Evan will be eternally grateful for the role New Life played in his recovery. Even if it did take him three long attempts (in total about 50 months, give or take a few) for him to complete the program successfully, he is glad that they gave him the grace to keep trying. “For a righteous man will fall seven times and rise again: but the ungodly shall be without strength in troubles.”
“Brother, I’m a Murderer Too”
One of the most satisfying things Evan continues to experience from his time at the Mission, is loving on and helping others. It’s a compassion born out of the love God showed him and which he now freely gives to others. “Freely you have received; freely give” (Matt:10-8).
Evan remembers one fellow with whom he was able to share God’s love: a fellow Mission guest. One day the man confessed to Evan that he had spent most of his life in prison for murder. “He told me that he could never receive forgiveness because he was a murderer,” said Evan. “And I told him, ‘Brother, I’m a murderer too. I’ve murdered in my heart because for a long time, I carried around a boatload of hatred.” At first the guy tried to dismiss what I said. ‘Well, you may have thought it, but I actually did it,’ he retorted. And I could feel the guilt and shame oozing out of him, so I just told him, ‘Brother, I promise you…Jesus will forgive ALL your sins’. And I don’t know when the truth of what I had told him penetrated his heart, but the next time I saw him, he was a changed man. It was so amazing to see!”

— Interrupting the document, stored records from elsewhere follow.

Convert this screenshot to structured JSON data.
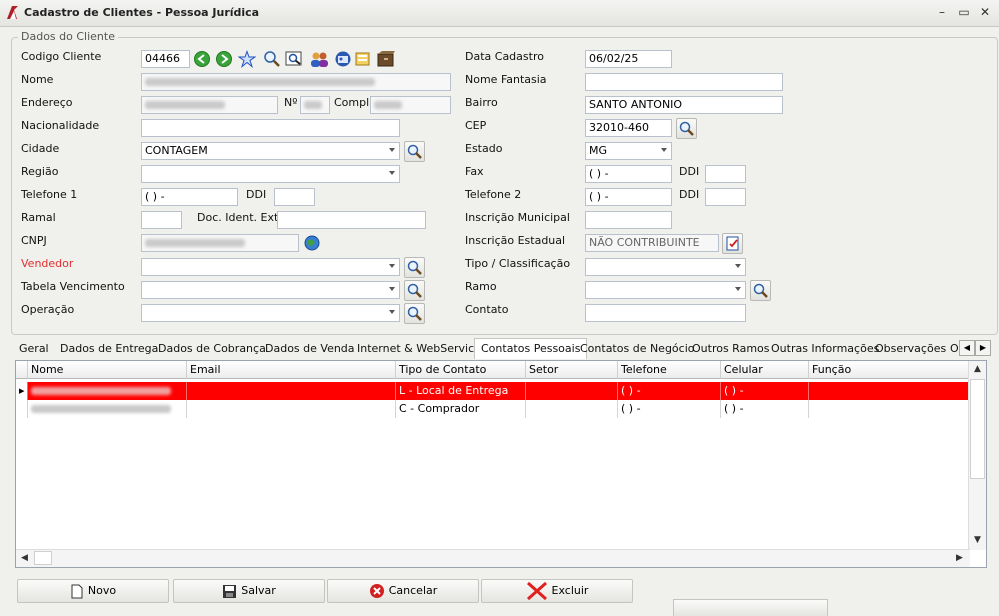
{
  "window": {
    "title": "Cadastro de Clientes - Pessoa Jurídica"
  },
  "group": {
    "label": "Dados do Cliente"
  },
  "labels": {
    "codigo": "Codigo Cliente",
    "nome": "Nome",
    "endereco": "Endereço",
    "numero": "Nº",
    "compl": "Compl.",
    "nacionalidade": "Nacionalidade",
    "cidade": "Cidade",
    "regiao": "Região",
    "telefone1": "Telefone 1",
    "ddi1": "DDI",
    "ramal": "Ramal",
    "docident": "Doc. Ident. Ext.",
    "cnpj": "CNPJ",
    "vendedor": "Vendedor",
    "tabela": "Tabela Vencimento",
    "operacao": "Operação",
    "data_cadastro": "Data Cadastro",
    "nome_fantasia": "Nome Fantasia",
    "bairro": "Bairro",
    "cep": "CEP",
    "estado": "Estado",
    "fax": "Fax",
    "ddi_fax": "DDI",
    "telefone2": "Telefone 2",
    "ddi2": "DDI",
    "insc_municipal": "Inscrição Municipal",
    "insc_estadual": "Inscrição Estadual",
    "tipo": "Tipo / Classificação",
    "ramo": "Ramo",
    "contato": "Contato"
  },
  "values": {
    "codigo": "04466",
    "cidade": "CONTAGEM",
    "telefone1": "( )   -",
    "data_cadastro": "06/02/25",
    "bairro": "SANTO ANTONIO",
    "cep": "32010-460",
    "estado": "MG",
    "fax": "( )   -",
    "telefone2": "( )   -",
    "insc_estadual": "NÃO CONTRIBUINTE"
  },
  "tabs": [
    {
      "label": "Geral"
    },
    {
      "label": "Dados de Entrega"
    },
    {
      "label": "Dados de Cobrança"
    },
    {
      "label": "Dados de Venda"
    },
    {
      "label": "Internet & WebServices"
    },
    {
      "label": "Contatos Pessoais"
    },
    {
      "label": "Contatos de Negócio"
    },
    {
      "label": "Outros Ramos"
    },
    {
      "label": "Outras Informações"
    },
    {
      "label": "Observações"
    },
    {
      "label": "O"
    }
  ],
  "grid": {
    "columns": [
      "Nome",
      "Email",
      "Tipo de Contato",
      "Setor",
      "Telefone",
      "Celular",
      "Função"
    ],
    "rows": [
      {
        "tipo": "L - Local de Entrega",
        "telefone": "( )   -",
        "celular": "( )   -"
      },
      {
        "tipo": "C - Comprador",
        "telefone": "( )   -",
        "celular": "( )   -"
      }
    ]
  },
  "buttons": {
    "novo": "Novo",
    "salvar": "Salvar",
    "cancelar": "Cancelar",
    "excluir": "Excluir"
  },
  "colors": {
    "selected_row": "#ff0000",
    "vendedor_label": "#e03030"
  }
}
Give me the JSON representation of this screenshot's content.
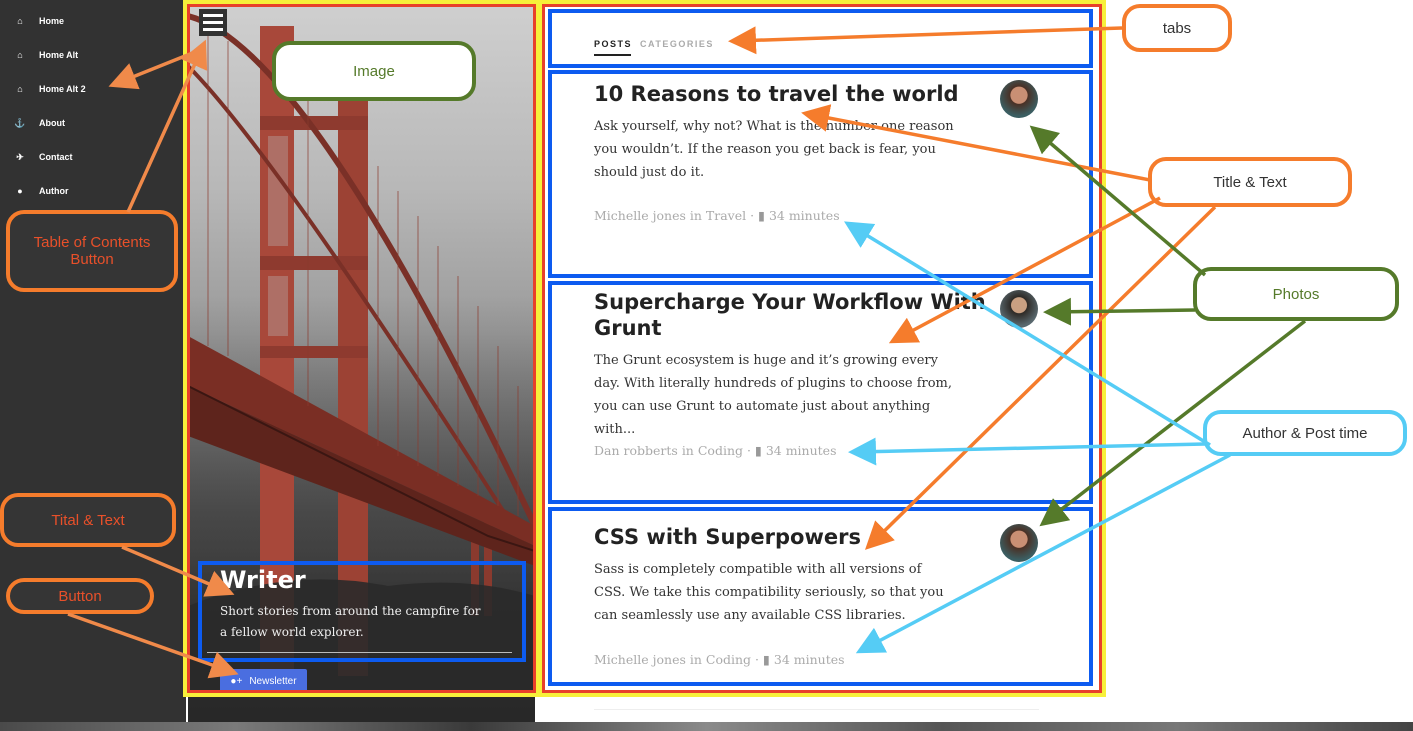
{
  "sidebar": {
    "items": [
      {
        "label": "Home",
        "icon": "home-icon"
      },
      {
        "label": "Home Alt",
        "icon": "home-icon"
      },
      {
        "label": "Home Alt 2",
        "icon": "home-icon"
      },
      {
        "label": "About",
        "icon": "anchor-icon"
      },
      {
        "label": "Contact",
        "icon": "plane-icon"
      },
      {
        "label": "Author",
        "icon": "user-icon"
      }
    ]
  },
  "hero": {
    "title": "Writer",
    "text": "Short stories from around the campfire for a fellow world explorer.",
    "button_label": "Newsletter"
  },
  "tabs": [
    {
      "label": "POSTS",
      "active": true
    },
    {
      "label": "CATEGORIES",
      "active": false
    }
  ],
  "posts": [
    {
      "title": "10 Reasons to travel the world",
      "text": "Ask yourself, why not? What is the number one reason you wouldn’t. If the reason you get back is fear, you should just do it.",
      "author": "Michelle jones",
      "in": "in",
      "category": "Travel",
      "read_time": "34 minutes"
    },
    {
      "title": "Supercharge Your Workflow With Grunt",
      "text": "The Grunt ecosystem is huge and it’s growing every day. With literally hundreds of plugins to choose from, you can use Grunt to automate just about anything with...",
      "author": "Dan robberts",
      "in": "in",
      "category": "Coding",
      "read_time": "34 minutes"
    },
    {
      "title": "CSS with Superpowers",
      "text": "Sass is completely compatible with all versions of CSS. We take this compatibility seriously, so that you can seamlessly use any available CSS libraries.",
      "author": "Michelle jones",
      "in": "in",
      "category": "Coding",
      "read_time": "34 minutes"
    }
  ],
  "annotations": {
    "tabs": "tabs",
    "image": "Image",
    "title_text": "Title & Text",
    "photos": "Photos",
    "author_post_time": "Author & Post time",
    "toc_button": "Table of Contents Button",
    "tital_text": "Tital & Text",
    "button": "Button"
  },
  "colors": {
    "sidebar_bg": "#323232",
    "annotation_blue": "#0d5bf0",
    "annotation_red": "#e8402a",
    "annotation_yellow": "#f7f03a",
    "annotation_orange": "#f57c2c",
    "annotation_green": "#557a2a",
    "annotation_cyan": "#55ccf5",
    "newsletter_button": "#4a6ee0"
  }
}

Truly a transformed life is a gift that keeps on giving. And it’s what Evan does at every opportunity—give away God’s love. But that never would have happened if Evan had not first experienced that love “that wilt not let me go” at New Life Recovery. Because they refused to let him go—even after he failed time and time again. They believed what most people never discover: “Success is on the same road as failure: success is just a little further down the road.”
Evan is just happy that despite the many detours, he kept returning to the main road—that Road of Redemption that leads us all to a place of lasting freedom. And that’s the very definition of success.